Additionally, see this link to UC-Berkeley’s Greater Good stories on gratitude.
In daily life, we must see that it not happiness that makes us grateful but gratefulness that makes us happy. – Unknown
We discovered that the more mature prayers of thanksgiving are not those offered for the obvious blessing but those spoken in gratitude for obstacles overcome, through insights gained, for lessons learned, for increased humility, for help received in time of need, for strength to persevere, for opportunities to serve others. Some of the most heartfelt prayers in my own life have come to me at moments when God enabled me to be of assistance to someone else or to endure some hardship to his glory. — Fleming Rutledge, The Bible and The New York Times, p. 23
There are dozens of such moments every day. Moments when you stand—as it were—at a spiritual crossroads, with two ways lying before you. Such moments are typically called “moments of decision.” It does not matter what the frame or content of each particular decision is.
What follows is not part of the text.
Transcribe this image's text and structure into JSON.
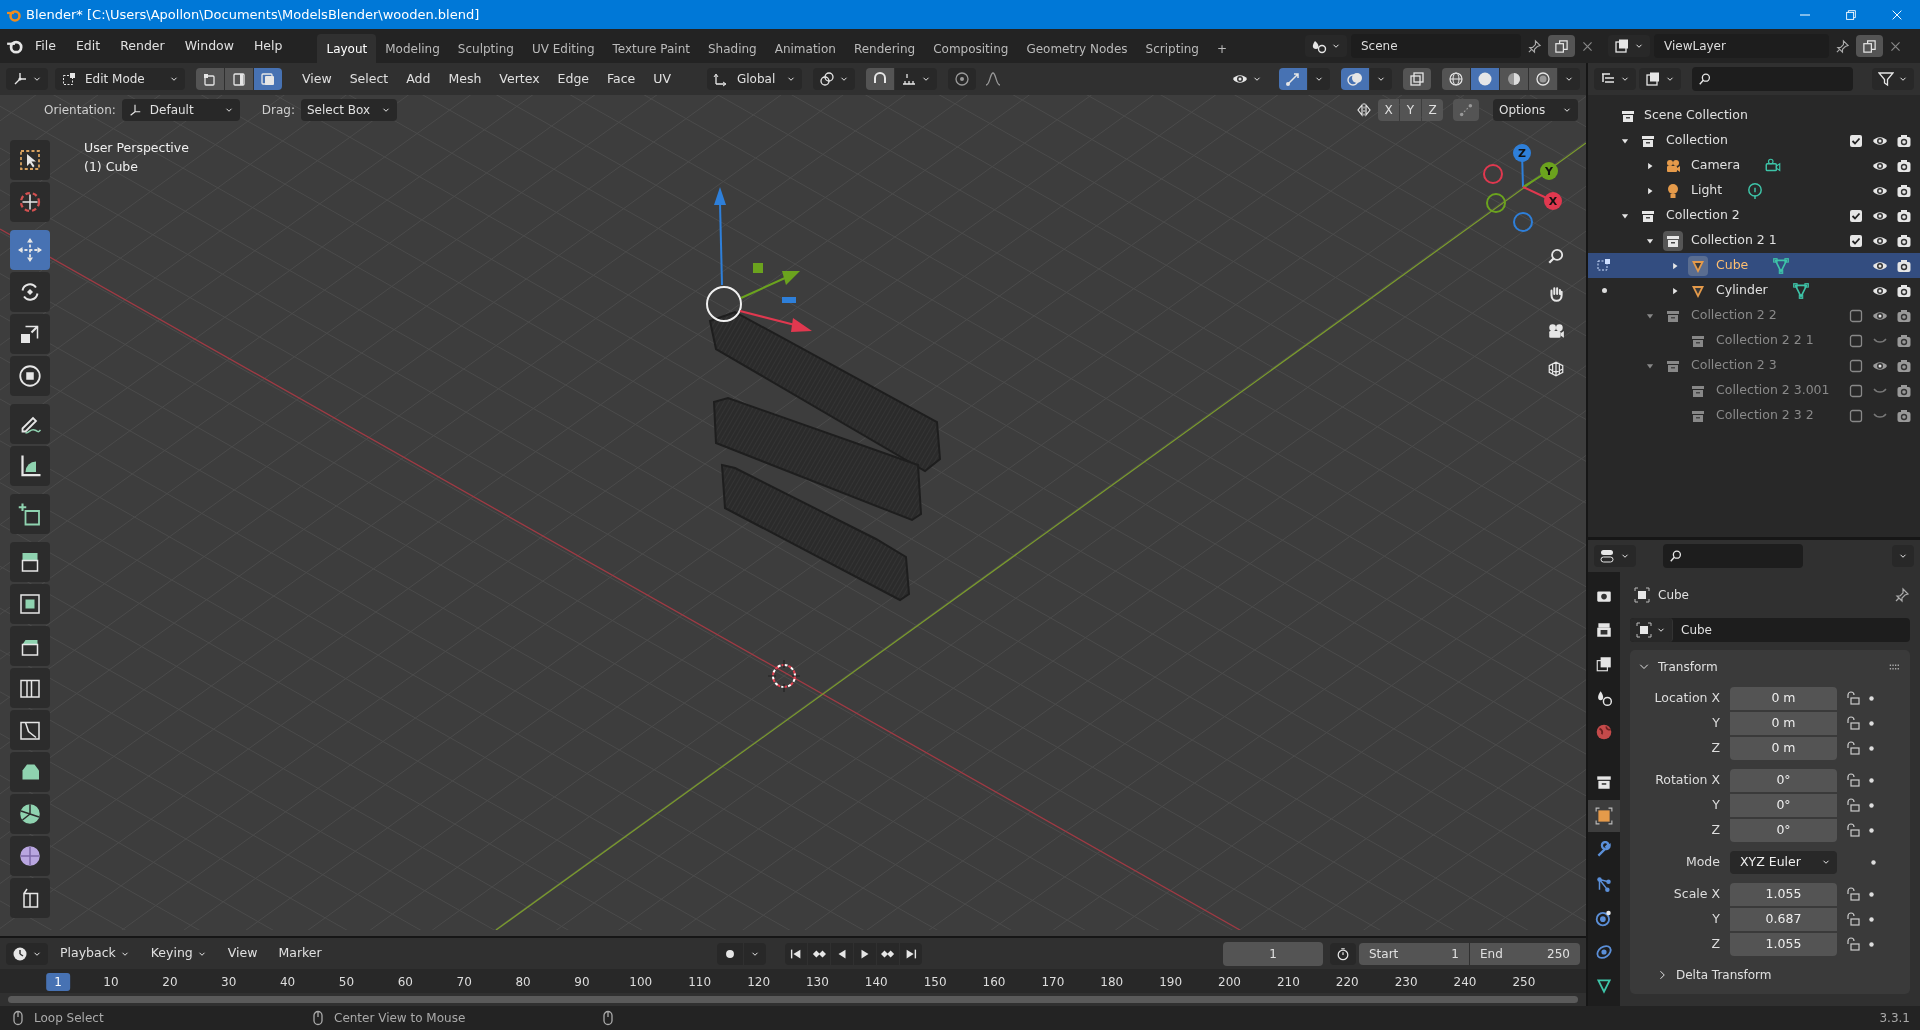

It all devolves, in the end, into just two roads before you, every time. The one will lead to less gratitude, less kindness, less forgiveness, less honesty, or less love in the world. The other will lead to more gratitude, more kindness, more forgiveness, more honesty, or more love in the world. Your mission, each moment, is to seek to choose the later spiritual road, rather than the former, every time. — Richard Bolles, How to Find Your Mission in Life, p. 38 ff.
These young people are profoundly unhappy because they have lost a sense of gratitude. They can speak only of rights. Health is a right and sickness a frustration of this right. Healing, so quick now thanks to our antibiotics, is no longer a gift from God. Happiness is a right. Since no one achieves it, despite all our modern conveniences, everyone is the victim of a frustration complex. No gift can bring joy to the one who has a right to everything. — Paul Tournier, The Meaning of Gifts, p. 32
The universal quest for gifts is nothing other than a seeking after God, by whatever name we may call him. For only the One who has made all things and who owns all things can give them without asking anything in return except our gratitude. –Tournier, The Meaning of Gifts, p. 58
Praise is prayer speech that is endlessly surprised about the character god and endlessly grateful for life in the world that God makes possible. Praise, beyond the specifics of thanksgiving, is not a concrete response to blessing but is a more elemental awareness that the overriding reality in our life—the reality of God—is a reality beyond our expectation, merit, or imagination. Praise is a glad statement of “disbelief,” an acknowledgment that there is more to the reality of Yahweh than we dared to hope and more than we could have imagined. — Walter Brueggemann, The Psalms & The Life of Faith, p. 50 ff.